Das kann man nicht vergleichen. Die Mehrheit in der Republika Srpska für die Unabhängigkeit resultiert doch nur daraus, dass die Serben die moslemische Minderheit zu Beginn der neunziger Jahre vertrieben haben. Würde man dieses Votum respektieren, würde man die ethnische Säuberung im Nachhinein legitimieren.

Das ist ein moralisches Argument, kein völkerrechtliches. Ist der Status Quo im Kosovo nicht auch das Resultat eines Verbrechens, nämlich des nicht von der UN legitimierten NATO-Krieges im Jahr 1999?
Auch völkerrechtlich ist die Lage klar: Das Dayton-Abkommen, das 1995 den Krieg in Bosnien beendete, definiert Bosnien-Herzegowina als Gesamtstaat ohne Sezessionsrechte für die serbische Entität. Dagegen sieht die UN-Resolution 1244, die nach Ende der Kampfhandlungen im Kosovo 1999 beschlossen wurde, vor, dass ein Prozess zur endgültigen Statusbestimmung der bisherigen Provinz eingeleitet wird.

Unabhängig von allem Für und Wider muss man konstatieren, dass der Ahtisaari-Plan gegen Moskau nicht durchsetzbar ist. Anfang Juni hat nun Präsident Bush angekündigt, dass die USA einen unabhängigen Staat Kosovo auch ohne Sicherheitsratsbeschluss anerkennen könnten. Wie sollte die EU darauf reagieren?
Ich bin froh, dass die Bundesregierung gegen das einseitige Vorpreschen der US-Regierung nun endlich eine härtere Position eingenommen hat als noch vor drei Monaten. Ich habe schon immer die Auffassung vertreten, dass Deutschland und die EU eine einseitige, unkonditionierte Unabhängigkeitserklärung des Kosovo keinesfalls anerkennen dürfen. Jede Lösung muss sicherstellen, dass grundsätzliche Standards im Kosovo - etwa bei Rechtstaatlichkeit oder Minderheitenschutz - gewährleistet sind, so wie es der Ahtisaari-Plan vorsieht.
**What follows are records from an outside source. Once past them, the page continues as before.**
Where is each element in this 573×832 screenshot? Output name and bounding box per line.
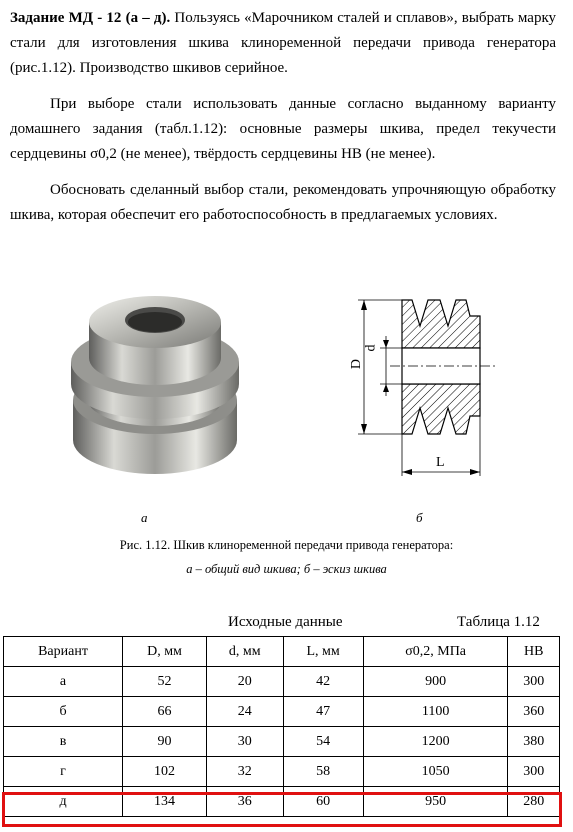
figure-caption-1: Рис. 1.12. Шкив клиноременной передачи привода генератора: bbox=[119, 538, 454, 552]
data-table bbox=[3, 636, 560, 817]
cell: 24 bbox=[206, 697, 283, 727]
cell: б bbox=[4, 697, 123, 727]
figure-label-b: б bbox=[416, 510, 423, 525]
task-text-1: Пользуясь «Марочником сталей и сплавов», выбрать марку стали для изготовления шкива клиноременной передачи привода генератора (рис.1.12). Производство шкивов серийное. bbox=[10, 10, 557, 76]
cell: 47 bbox=[283, 697, 363, 727]
cell: г bbox=[4, 757, 123, 787]
col-D: D, мм bbox=[123, 637, 207, 667]
cell: 58 bbox=[283, 757, 363, 787]
cell: а bbox=[4, 667, 123, 697]
cell: 42 bbox=[283, 667, 363, 697]
cell: 1100 bbox=[363, 697, 508, 727]
cell: 66 bbox=[123, 697, 207, 727]
cell: 280 bbox=[508, 787, 560, 817]
cell: в bbox=[4, 727, 123, 757]
cell: 1200 bbox=[363, 727, 508, 757]
figure-label-a: а bbox=[141, 510, 148, 525]
cell: 60 bbox=[283, 787, 363, 817]
task-paragraph-3: Обосновать сделанный выбор стали, рекомендовать упрочняющую обработку шкива, которая обеспечит его работоспособность в предлагаемых условиях. bbox=[10, 182, 556, 223]
table-header-row bbox=[4, 637, 560, 667]
cell: 52 bbox=[123, 667, 207, 697]
table-row-highlighted bbox=[4, 787, 560, 817]
cell: 20 bbox=[206, 667, 283, 697]
table-row bbox=[4, 757, 560, 787]
cell: 54 bbox=[283, 727, 363, 757]
cell: 300 bbox=[508, 667, 560, 697]
col-L: L, мм bbox=[283, 637, 363, 667]
pulley-photo bbox=[55, 292, 255, 482]
dim-label-D: D bbox=[349, 358, 365, 370]
task-title: Задание МД - 12 (а – д). bbox=[10, 10, 171, 26]
col-yield: σ0,2, МПа bbox=[363, 637, 508, 667]
table-row bbox=[4, 667, 560, 697]
table-heading: Исходные данные bbox=[228, 614, 343, 630]
pulley-sketch bbox=[330, 286, 505, 486]
cell: 950 bbox=[363, 787, 508, 817]
figure-caption-2: а – общий вид шкива; б – эскиз шкива bbox=[186, 562, 387, 576]
task-paragraph-2: При выборе стали использовать данные согласно выданному варианту домашнего задания (табл.1.12): основные размеры шкива, предел текучести сердцевины σ0,2 (не менее), твёрдость сердцевины НВ (не менее). bbox=[10, 96, 556, 162]
cell: 900 bbox=[363, 667, 508, 697]
cell: 1050 bbox=[363, 757, 508, 787]
cell: 90 bbox=[123, 727, 207, 757]
cell: 134 bbox=[123, 787, 207, 817]
task-paragraph-1 bbox=[10, 6, 556, 81]
dim-label-d: d bbox=[363, 344, 379, 352]
dim-label-L: L bbox=[436, 455, 445, 470]
col-variant: Вариант bbox=[4, 637, 123, 667]
col-HB: HB bbox=[508, 637, 560, 667]
cell: 36 bbox=[206, 787, 283, 817]
cell: 300 bbox=[508, 757, 560, 787]
cell: 30 bbox=[206, 727, 283, 757]
col-d: d, мм bbox=[206, 637, 283, 667]
cell: 32 bbox=[206, 757, 283, 787]
table-number: Таблица 1.12 bbox=[457, 614, 540, 630]
cell: д bbox=[4, 787, 123, 817]
cell: 360 bbox=[508, 697, 560, 727]
table-row bbox=[4, 727, 560, 757]
cell: 102 bbox=[123, 757, 207, 787]
cell: 380 bbox=[508, 727, 560, 757]
table-row bbox=[4, 697, 560, 727]
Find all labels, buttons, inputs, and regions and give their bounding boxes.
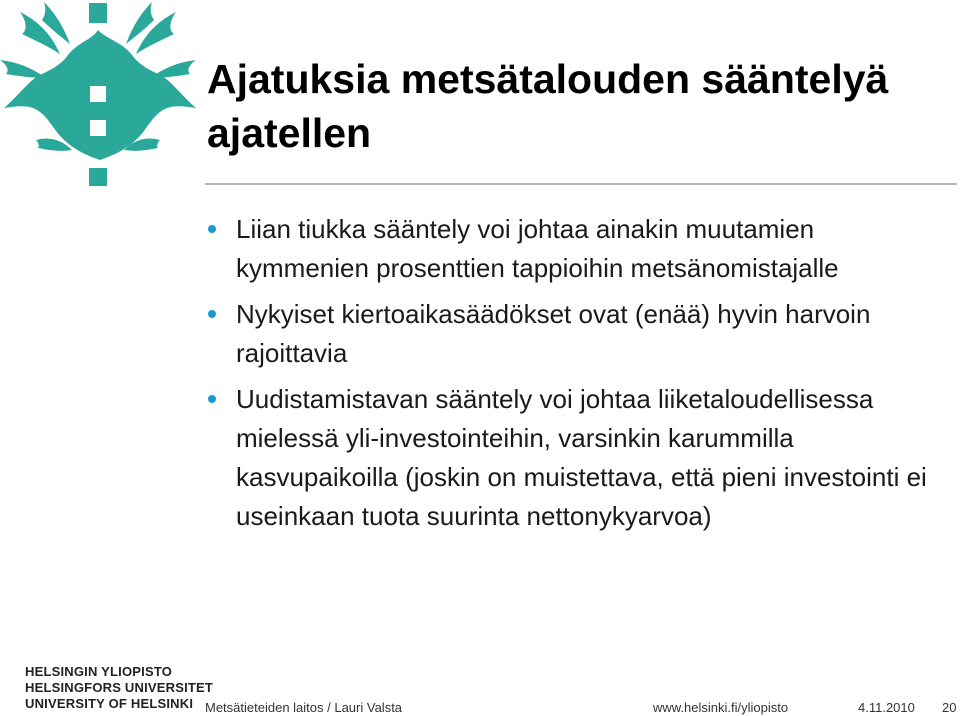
bullet-item [206, 210, 946, 288]
bullet-dot-icon [208, 395, 216, 403]
footer-url[interactable]: www.helsinki.fi/yliopisto [653, 700, 789, 715]
bullet-dot-icon [208, 225, 216, 233]
title-divider [205, 183, 957, 185]
bullet-item [206, 295, 946, 373]
footer-department: Metsätieteiden laitos / Lauri Valsta [205, 700, 403, 715]
slide-title: Ajatuksia metsätalouden sääntelyä ajatellen [207, 56, 889, 156]
page-number: 20 [942, 700, 957, 715]
bullet-item [206, 380, 946, 536]
bullet-text: Nykyiset kiertoaikasäädökset ovat (enää) hyvin harvoin rajoittavia [236, 299, 871, 368]
university-name-fi: HELSINGIN YLIOPISTO [25, 664, 173, 679]
bullet-list [206, 210, 946, 543]
university-name-en: UNIVERSITY OF HELSINKI [25, 696, 194, 711]
bullet-text: Liian tiukka sääntely voi johtaa ainakin muutamien kymmenien prosenttien tappioihin metsänomistajalle [236, 214, 839, 283]
university-name-sv: HELSINGFORS UNIVERSITET [25, 680, 214, 695]
university-names [25, 664, 213, 712]
footer-date: 4.11.2010 [858, 700, 915, 715]
bullet-dot-icon [208, 310, 216, 318]
bullet-text: Uudistamistavan sääntely voi johtaa liiketaloudellisessa mielessä yli-investointeihin, varsinkin karummilla kasvupaikoilla (joskin on muistettava, että pieni investointi ei useinkaan tuota suurinta nettonykyarvoa) [236, 384, 927, 531]
flame-logo-icon [0, 0, 200, 190]
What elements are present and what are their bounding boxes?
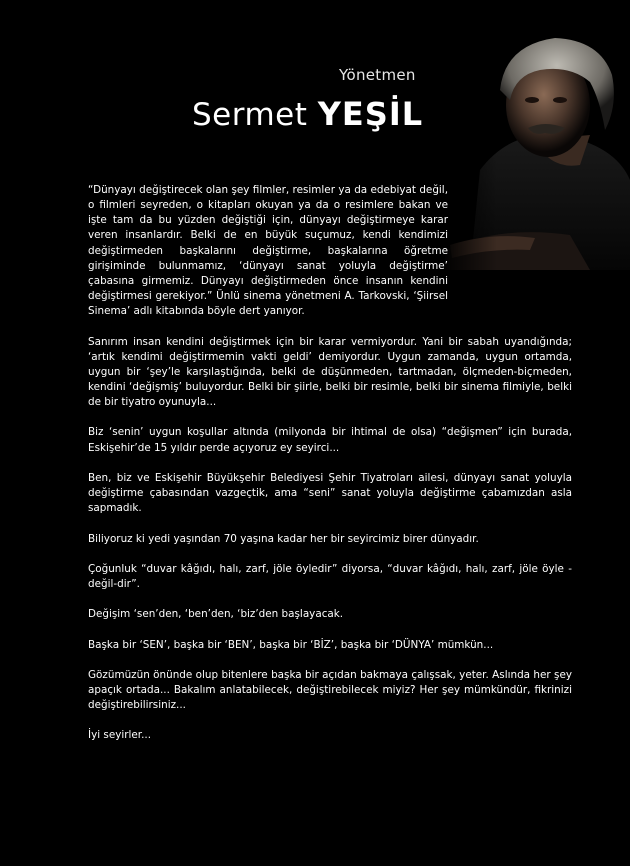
- paragraph: Çoğunluk “duvar kâğıdı, halı, zarf, jöle öyledir” diyorsa, “duvar kâğıdı, halı, zarf, jöle öyle -değil-dir”.: [88, 562, 572, 590]
- paragraph-closing: İyi seyirler...: [88, 729, 152, 742]
- header-role: Yönetmen: [339, 66, 416, 84]
- director-name: [192, 95, 423, 133]
- paragraph: Biz ‘senin’ uygun koşullar altında (milyonda bir ihtimal de olsa) “değişmen” için burada, Eskişehir’de 15 yıldır perde açıyoruz ey seyirci...: [88, 426, 572, 454]
- paragraph: Biliyoruz ki yedi yaşından 70 yaşına kadar her bir seyircimiz birer dünyadır.: [88, 532, 479, 545]
- paragraph-quote: “Dünyayı değiştirecek olan şey filmler, resimler ya da edebiyat değil, o filmleri seyreden, o kitapları okuyan ya da o resimlere bakan ve işte tam da bu yüzden değiştiği için, dünyayı değiştirmeye karar veren insanlardır. Belki de en büyük suçumuz, kendi kendimizi değiştirmeden başkalarını değiştirme, başkalarına öğretme girişiminde bulunmamız, ‘dünyayı sanat yoluyla değiştirme’ çabasına girmemiz. Dünyayı değiştirmeden önce insanın kendini değiştirmesi gerekiyor.” Ünlü sinema yönetmeni A. Tarkovski, ‘Şiirsel Sinema’ adlı kitabında böyle dert yanıyor.: [88, 184, 448, 318]
- paragraph: Sanırım insan kendini değiştirmek için bir karar vermiyordur. Yani bir sabah uyandığında; ‘artık kendimi değiştirmemin vakti geldi’ demiyordur. Uygun zamanda, uygun ortamda, uygun bir ‘şey’le karşılaştığında, belki de düşünmeden, tartmadan, ölçmeden-biçmeden, kendini ‘değişmiş’ buluyordur. Belki bir şiirle, belki bir resimle, belki bir sinema filmiyle, belki de bir tiyatro oyunuyla...: [88, 335, 572, 409]
- first-name: Sermet: [192, 97, 308, 133]
- paragraph: Gözümüzün önünde olup bitenlere başka bir açıdan bakmaya çalışsak, yeter. Aslında her şey apaçık ortada... Bakalım anlatabilecek, değiştirebilecek miyiz? Her şey mümkündür, fikrinizi değiştirebilirsiniz...: [88, 668, 572, 712]
- paragraph: Başka bir ‘SEN’, başka bir ‘BEN’, başka bir ‘BİZ’, başka bir ‘DÜNYA’ mümkün...: [88, 638, 494, 651]
- paragraph: Ben, biz ve Eskişehir Büyükşehir Belediyesi Şehir Tiyatroları ailesi, dünyayı sanat yoluyla değiştirme çabasından vazgeçtik, ama “seni” sanat yoluyla değiştirme çabamızdan asla sapmadık.: [88, 471, 572, 515]
- last-name: YEŞİL: [317, 95, 424, 133]
- article-body: [88, 183, 572, 759]
- paragraph: Değişim ‘sen’den, ‘ben’den, ‘biz’den başlayacak.: [88, 608, 344, 621]
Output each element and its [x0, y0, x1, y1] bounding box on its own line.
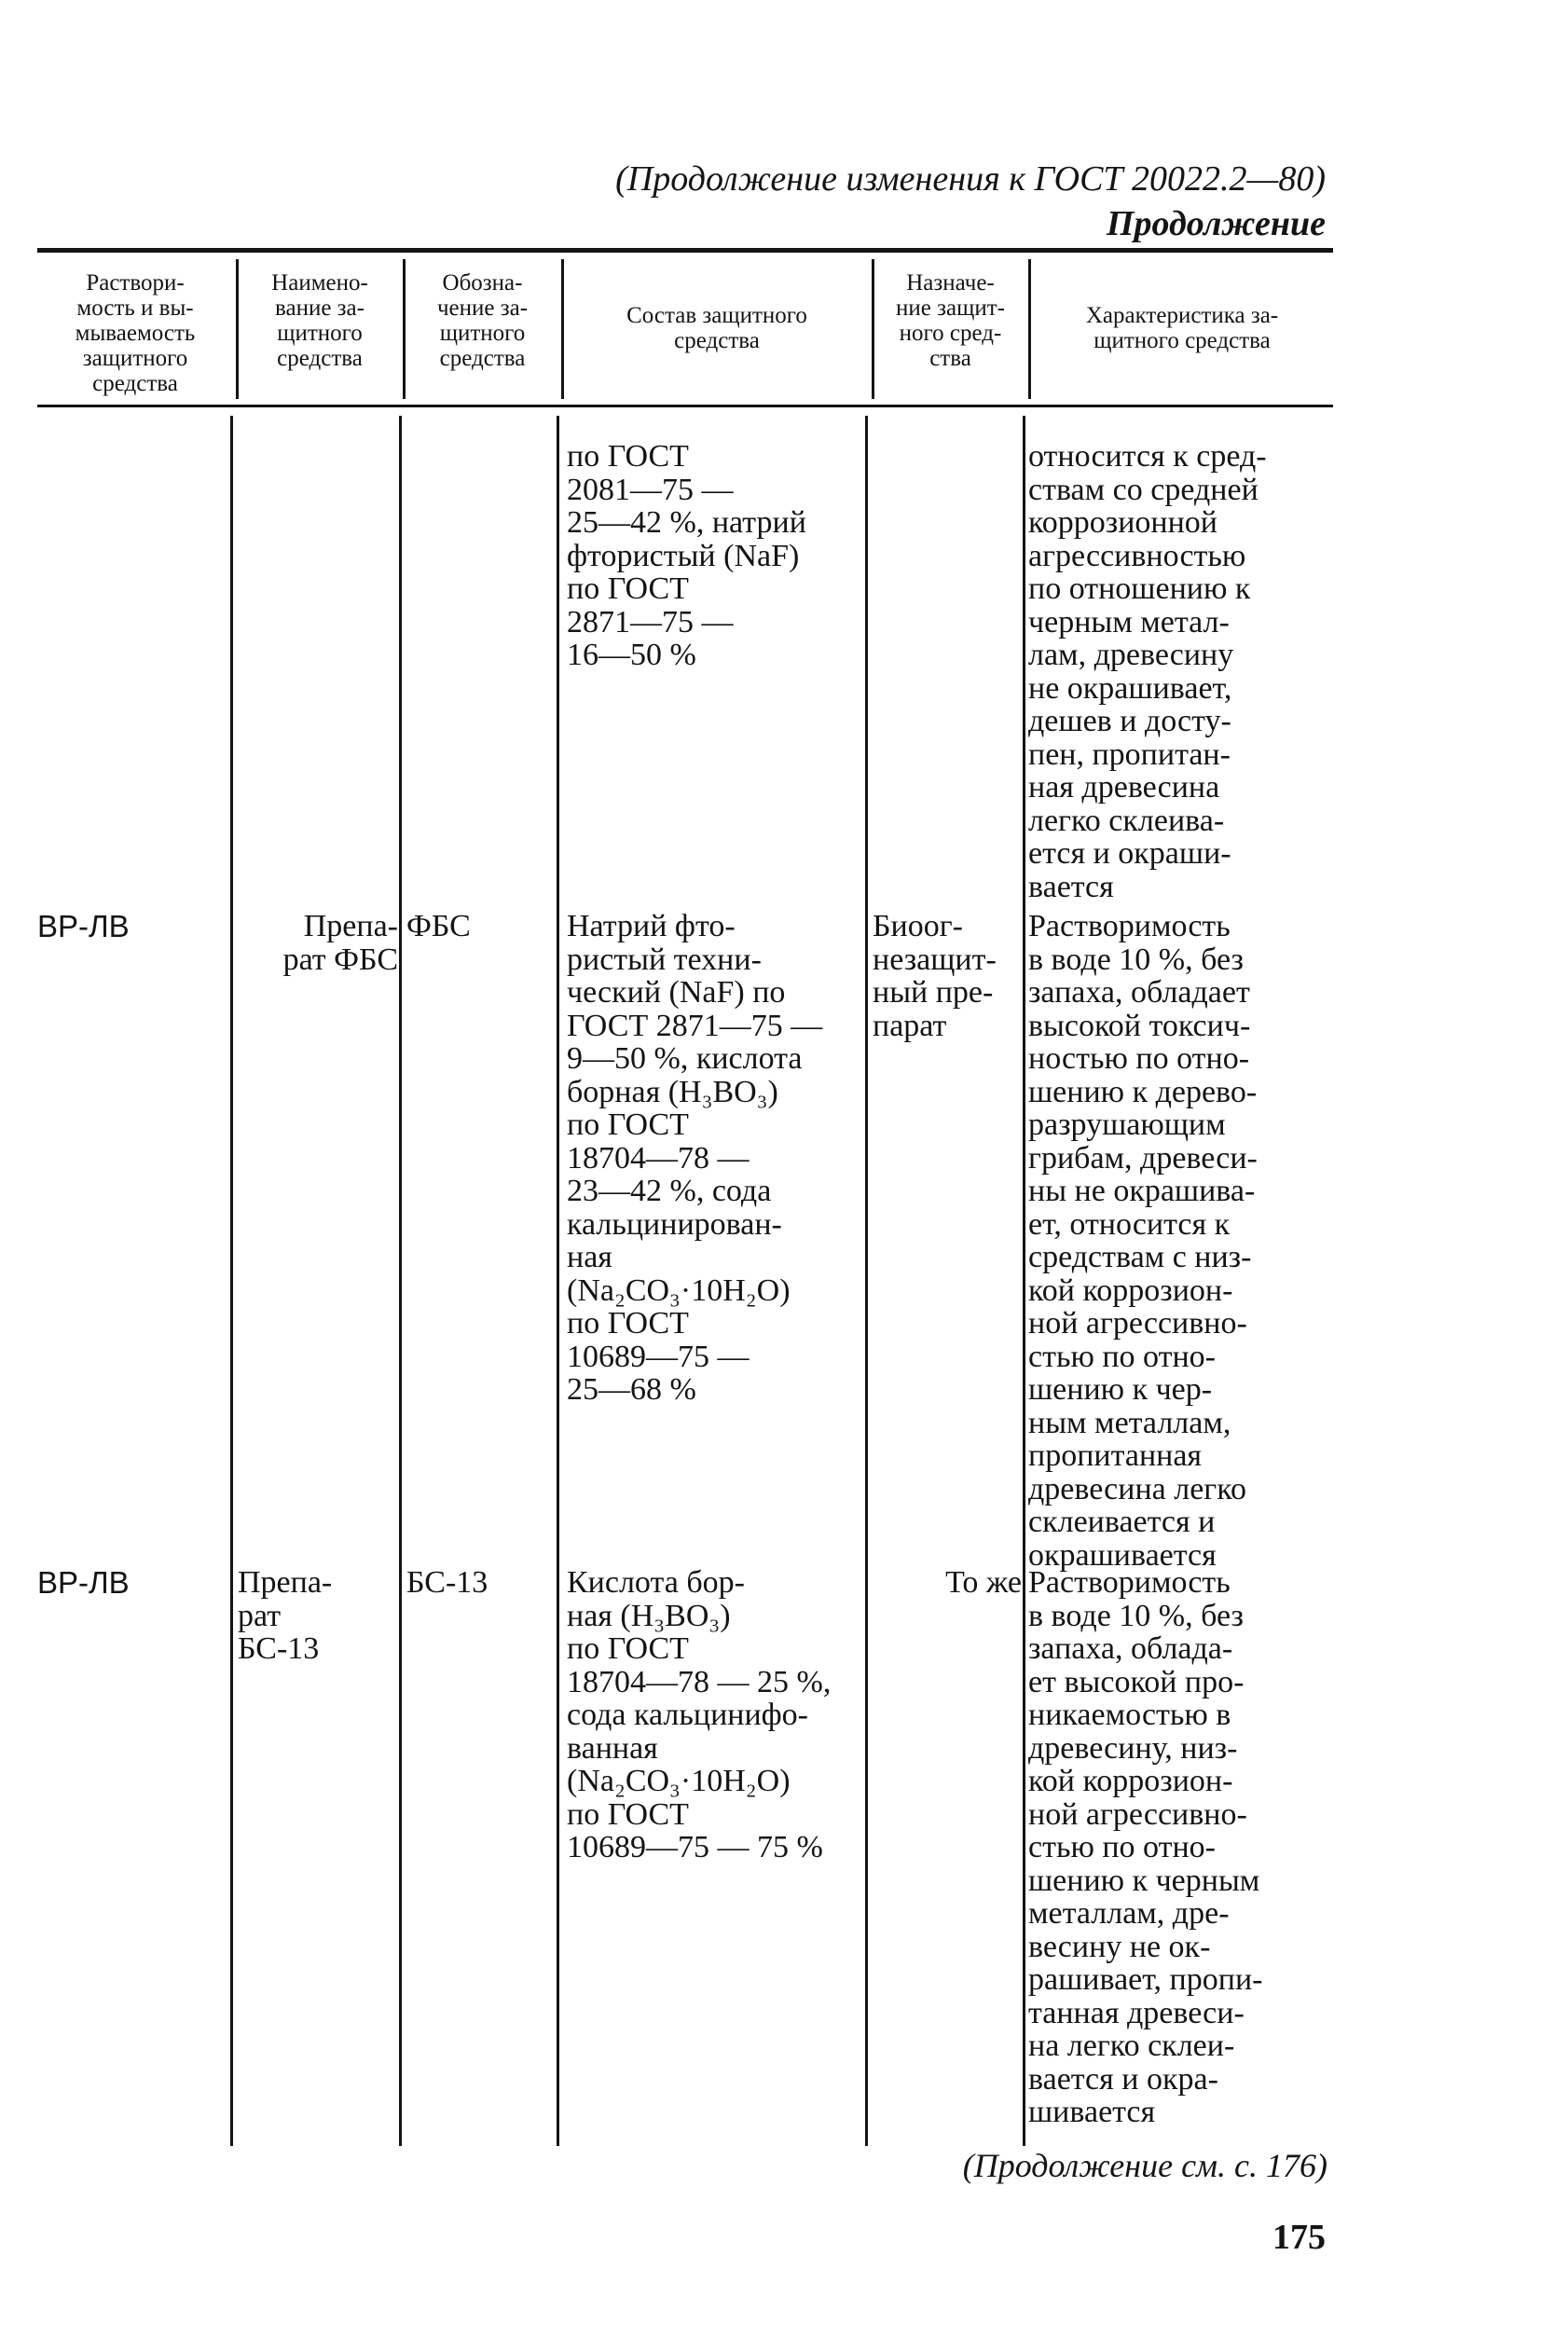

Und wenn Pristina und Washington die Einwände aus Berlin und Brüssel schlicht ignorieren und den neuen Staat proklamieren?
Dann könnte sich ein Horrorszenario entwickeln. Eine einseitige Unabhängigkeitserklärung durch kosovarische Institutionen wäre ein klarer Bruch der UN-Resolution 1244. Dagegen müsste die Friedenstruppe KFOR eigentlich vorgehen. Extrem zugespitzt formuliert: etwa indem sie die führenden Politiker des Kosovo festnimmt sowie auch den US-Botschafter in Pristina. Der Riss würde auch durch die KFOR gehen, die bekanntlich einerseits aus deutschen und anderen europäischen Kontingenten, andererseits aus US-Truppen zusammengesetzt ist. Das mag man sich kaum vorstellen. Aber durch die neue Festigkeit der Bundesregierung scheint dieser worst case verhindert worden zu sein.

Was erwarten Sie von weiteren Verhandlungen?
Ohne weiteren inhaltlichen Input werden sie nichts bringen, sondern sind reine Zeitschinderei. Aber die Dinge sind in Bewegung, auch in Belgrad und Moskau.

Das Gespräch führte Jürgen Elsässer

Rainer Stinner gehört dem Verteidigungsausschuss des Bundestages an und ist Vorsitzender der Parlamentariergruppe Bosnien-Herzegowina.